I block a lot of categories, including social networks because if i leave it open our 2 T1s will get congested and a few days later everybody will be infested with spyware. Majority of my users were listening to web radio all the time, some of them were also watching TV shows on their computers. they hated me for a while - i told them that they are welcome to bring their stereo and their TV to work, I don't mind - as long as they are not plugged into my network.

Wild Card
Wild Card

We give access based on employee level. Pretty much, the higher the salary the more access they get. There was a little friction when I started the blocking but they got over it. I have a great open door policy when it comes to websites. If they find something is blocked, they need only let me know the site and how it pertains to their job and I will be happy to unblock it. We do have one user that was particularly angry when we blocked MySpace, Facebook etc. She called me and said that she "needed" access to those sites and what was she supposed to do all day without them. During the rant I got called a Nazi at least twice. She has since got an iPhone and Facebooks with that. (Not on our network, for we have no wireless). I now monitor where she goes and block anything not related for work. It's like a game of cat and mouse. Moral of the story: Don't push the issue.

b4real
b4real

Some people by job description get access to these sites. Knowledge worker vs. task worker.

Jeff7181
Jeff7181

So far just about everything is unfiltered. I've been told we're getting a new corporate proxy and they're going to start blocking more extreme sites... I assume things like 4chan.org.

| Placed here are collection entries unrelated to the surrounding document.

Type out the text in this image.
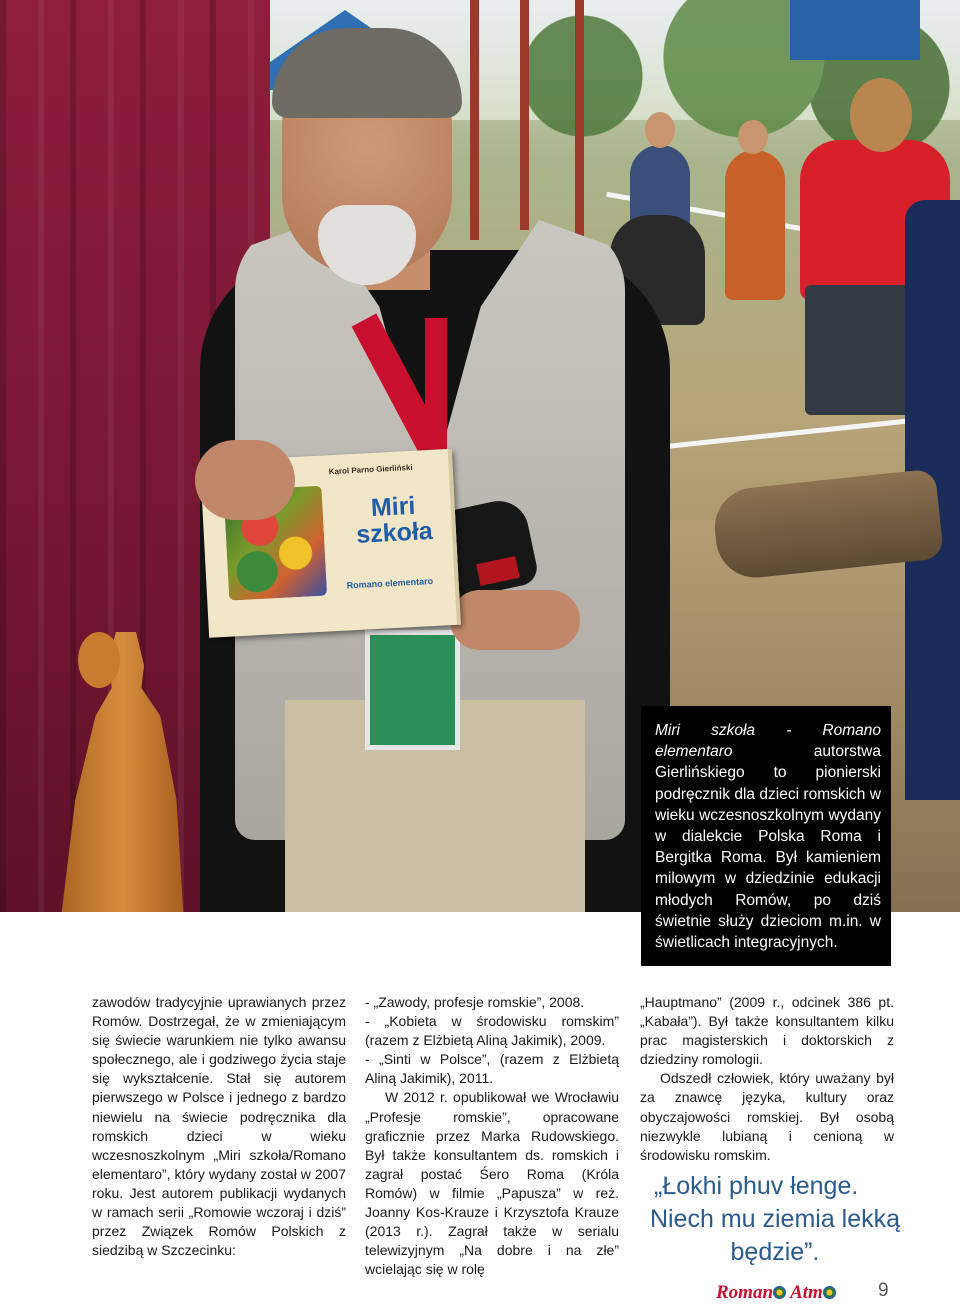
Karol Parno Gierliński
Miri szkoła
Romano elementaro
Miri szkoła - Romano elementaro autorstwa Gierlińskiego to pionierski podręcznik dla dzieci romskich w wieku wczesnoszkolnym wydany w dialekcie Polska Roma i Bergitka Roma. Był kamieniem milowym w dziedzinie edukacji młodych Romów, po dziś świetnie służy dzieciom m.in. w świetlicach integracyjnych.

zawodów tradycyjnie uprawianych przez Romów. Dostrzegał, że w zmieniającym się świecie warunkiem nie tylko awansu społecznego, ale i godziwego życia staje się wykształcenie. Stał się autorem pierwszego w Polsce i jednego z bardzo niewielu na świecie podręcznika dla romskich dzieci w wieku wczesnoszkolnym „Miri szkoła/Romano elementaro”, który wydany został w 2007 roku. Jest autorem publikacji wydanych w ramach serii „Romowie wczoraj i dziś” przez Związek Romów Polskich z siedzibą w Szczecinku:

- „Zawody, profesje romskie”, 2008.

- „Kobieta w środowisku romskim” (razem z Elżbietą Aliną Jakimik), 2009.

- „Sinti w Polsce”, (razem z Elżbietą Aliną Jakimik), 2011.

W 2012 r. opublikował we Wrocławiu „Profesje romskie”, opracowane graficznie przez Marka Rudowskiego. Był także konsultantem ds. romskich i zagrał postać Śero Roma (Króla Romów) w filmie „Papusza” w reż. Joanny Kos-Krauze i Krzysztofa Krauze (2013 r.). Zagrał także w serialu telewizyjnym „Na dobre i na złe” wcielając się w rolę

„Hauptmano” (2009 r., odcinek 386 pt. „Kabała”). Był także konsultantem kilku prac magisterskich i doktorskich z dziedziny romologii.

Odszedł człowiek, który uważany był za znawcę języka, kultury oraz obyczajowości romskiej. Był osobą niezwykle lubianą i cenioną w środowisku romskim.

„Łokhi phuv łenge.
Niech mu ziemia lekką będzie”.
Roman Atm	9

All social network sites are available though, especially Facebook as the company I work for has an official presence on Facebook.

CharlieSpencer
CharlieSpencer

No one has asked me for access to any social site at my location (manufacturing plant, 225 computers, appx. 300 users). We can access LinkedIn, but I think that's it.

CharlieSpencer
CharlieSpencer

"Websense is a blight ... Our organization uses it but has no clue as to how to set the filters." Then Websense isn't a blight; a poor implementation and an ignorant support staff are blights.